Tyler Wilde: The DualShock 4 is better, but not for me
The Xbox One controller is officially supported on Windows, while Sony’s DualShock 4 isn’t—and yet it represents so much more of what I value in PC gaming. Community coders got the DS4 to work, made it very customizable, and it uses Bluetooth for wireless. Meanwhile, the best Microsoft has offered for the Xbox One controller is a driver and a wired version coming out next month; no wireless dongle for its proprietary wireless tech, no interesting customization.

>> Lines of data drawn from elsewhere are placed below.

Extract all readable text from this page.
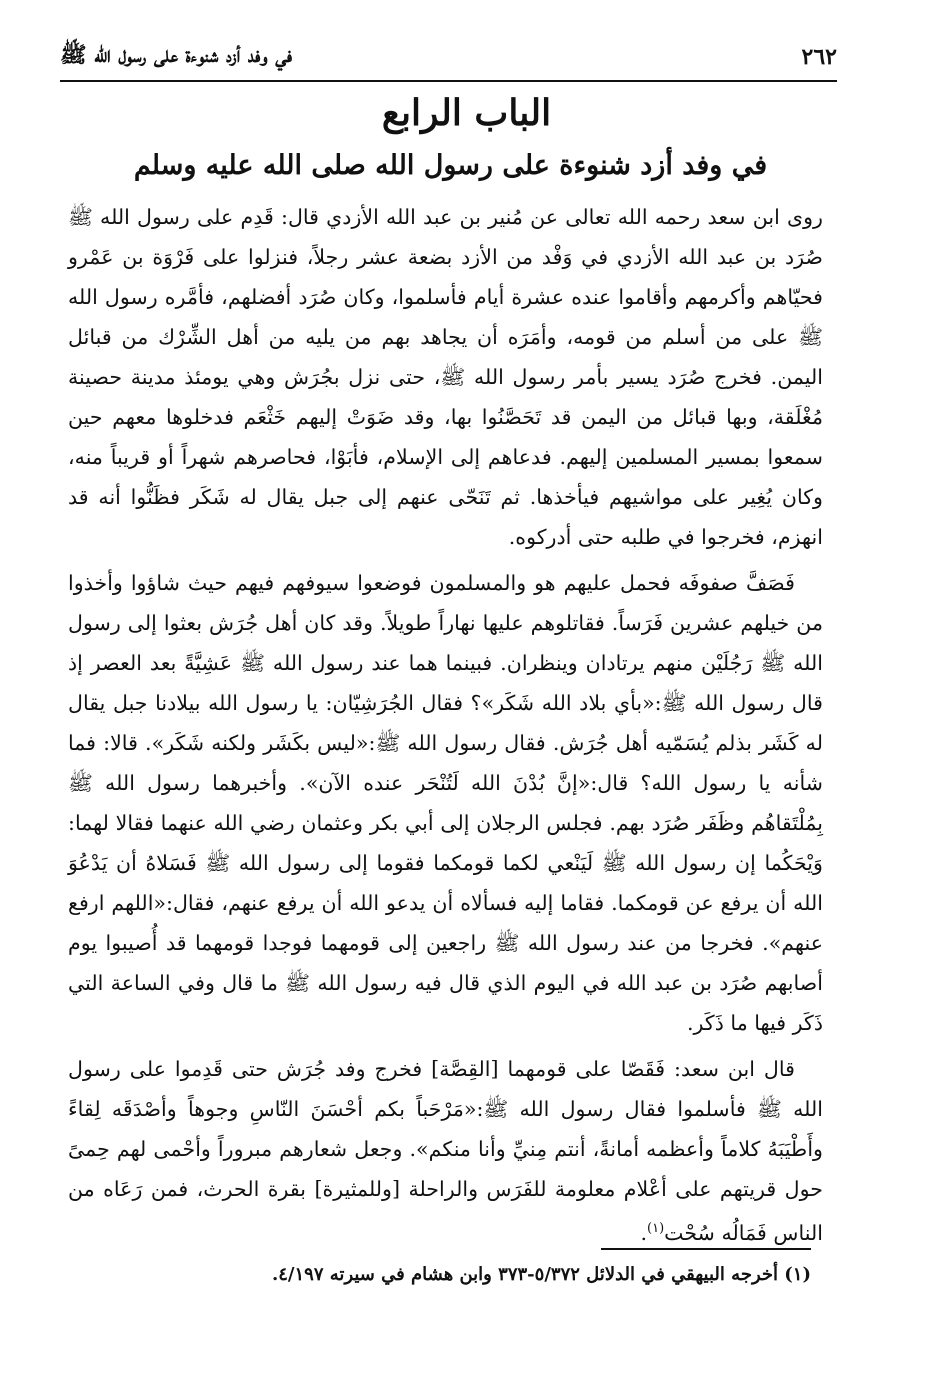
٢٦٢
في وفد أزد شنوءة على رسول الله ﷺ
الباب الرابع
في وفد أزد شنوءة على رسول الله صلى الله عليه وسلم

روى ابن سعد رحمه الله تعالى عن مُنير بن عبد الله الأزدي قال: قَدِم على رسول الله ﷺ صُرَد بن عبد الله الأزدي في وَفْد من الأزد بضعة عشر رجلاً، فنزلوا على فَرْوَة بن عَمْرو فحيّاهم وأكرمهم وأقاموا عنده عشرة أيام فأسلموا، وكان صُرَد أفضلهم، فأمَّره رسول الله ﷺ على من أسلم من قومه، وأمَرَه أن يجاهد بهم من يليه من أهل الشِّرْك من قبائل اليمن. فخرج صُرَد يسير بأمر رسول الله ﷺ، حتى نزل بجُرَش وهي يومئذ مدينة حصينة مُغْلَقة، وبها قبائل من اليمن قد تَحَصَّنُوا بها، وقد ضَوَتْ إليهم خَثْعَم فدخلوها معهم حين سمعوا بمسير المسلمين إليهم. فدعاهم إلى الإسلام، فأبَوْا، فحاصرهم شهراً أو قريباً منه، وكان يُغِير على مواشيهم فيأخذها. ثم تَنَحّى عنهم إلى جبل يقال له شَكَر فظَنُّوا أنه قد انهزم، فخرجوا في طلبه حتى أدركوه.

فَصَفَّ صفوفَه فحمل عليهم هو والمسلمون فوضعوا سيوفهم فيهم حيث شاؤوا وأخذوا من خيلهم عشرين فَرَساً. فقاتلوهم عليها نهاراً طويلاً. وقد كان أهل جُرَش بعثوا إلى رسول الله ﷺ رَجُلَيْن منهم يرتادان وينظران. فبينما هما عند رسول الله ﷺ عَشِيَّةً بعد العصر إذ قال رسول الله ﷺ:«بأي بلاد الله شَكَر»؟ فقال الجُرَشِيّان: يا رسول الله بيلادنا جبل يقال له كَشَر بذلم يُسَمّيه أهل جُرَش. فقال رسول الله ﷺ:«ليس بكَشَر ولكنه شَكَر». قالا: فما شأنه يا رسول الله؟ قال:«إنَّ بُدْنَ الله لَتُنْحَر عنده الآن». وأخبرهما رسول الله ﷺ بِمُلْتَقاهُم وظَفَر صُرَد بهم. فجلس الرجلان إلى أبي بكر وعثمان رضي الله عنهما فقالا لهما: وَيْحَكُما إن رسول الله ﷺ لَيَنْعي لكما قومكما فقوما إلى رسول الله ﷺ فَسَلاهُ أن يَدْعُوَ الله أن يرفع عن قومكما. فقاما إليه فسألاه أن يدعو الله أن يرفع عنهم، فقال:«اللهم ارفع عنهم». فخرجا من عند رسول الله ﷺ راجعين إلى قومهما فوجدا قومهما قد أُصيبوا يوم أصابهم صُرَد بن عبد الله في اليوم الذي قال فيه رسول الله ﷺ ما قال وفي الساعة التي ذَكَر فيها ما ذَكَر.

قال ابن سعد: فَقَصّا على قومهما [القِصَّة] فخرج وفد جُرَش حتى قَدِموا على رسول الله ﷺ فأسلموا فقال رسول الله ﷺ:«مَرْحَباً بكم أحْسَنَ النّاسِ وجوهاً وأصْدَقَه لِقاءً وأَطْيَبَهُ كلاماً وأعظمه أمانةً، أنتم مِنيِّ وأنا منكم». وجعل شعارهم مبروراً وأحْمى لهم حِمىً حول قريتهم على أعْلام معلومة للفَرَس والراحلة [وللمثيرة] بقرة الحرث، فمن رَعَاه من الناس فَمَالُه سُحْت$^{(١)}$.

(١) أخرجه البيهقي في الدلائل ٥/٣٧٢-٣٧٣ وابن هشام في سيرته ٤/١٩٧.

But sadly, in my evaluation of the two, I found that I just can’t use a DualShock 4. It feels awkward in my hands, and I greatly prefer the Xbox’s offset analog sticks. It’s a shame, because I’d much rather co-opt Sony’s controller than use the one I’m ‘meant’ to. My next task is to find the right third-party controller to recommend.

Evan Lahti: More is more
When we wrote about this PC gaming gender demographics study earlier this week, a lot of folks in the (1,932) comments took exception to the idea of people who play on Facebook being “counted” as real PC gamers. Yes, many Facebook games are different from hardcore PC games (although plenty of them are increasingly complex). But are they any more different from Football Manager and Minecraft? Or Dota 2 and Plants vs. Zombies? We should celebrate the fact that a ton of women, kids, and people around the world are playing games on computers. Who cares if every person playing games isn’t doing it with a high-end GPU—doesn’t that actually speak to the PC’s flexibility as a platform?

We want our platform to be enormous, diverse, and filled with a multifarious set of experiences that appeal to everyone. Making any certain group feel like they’re not part of the club is a great way to discourage PC gaming’s growth.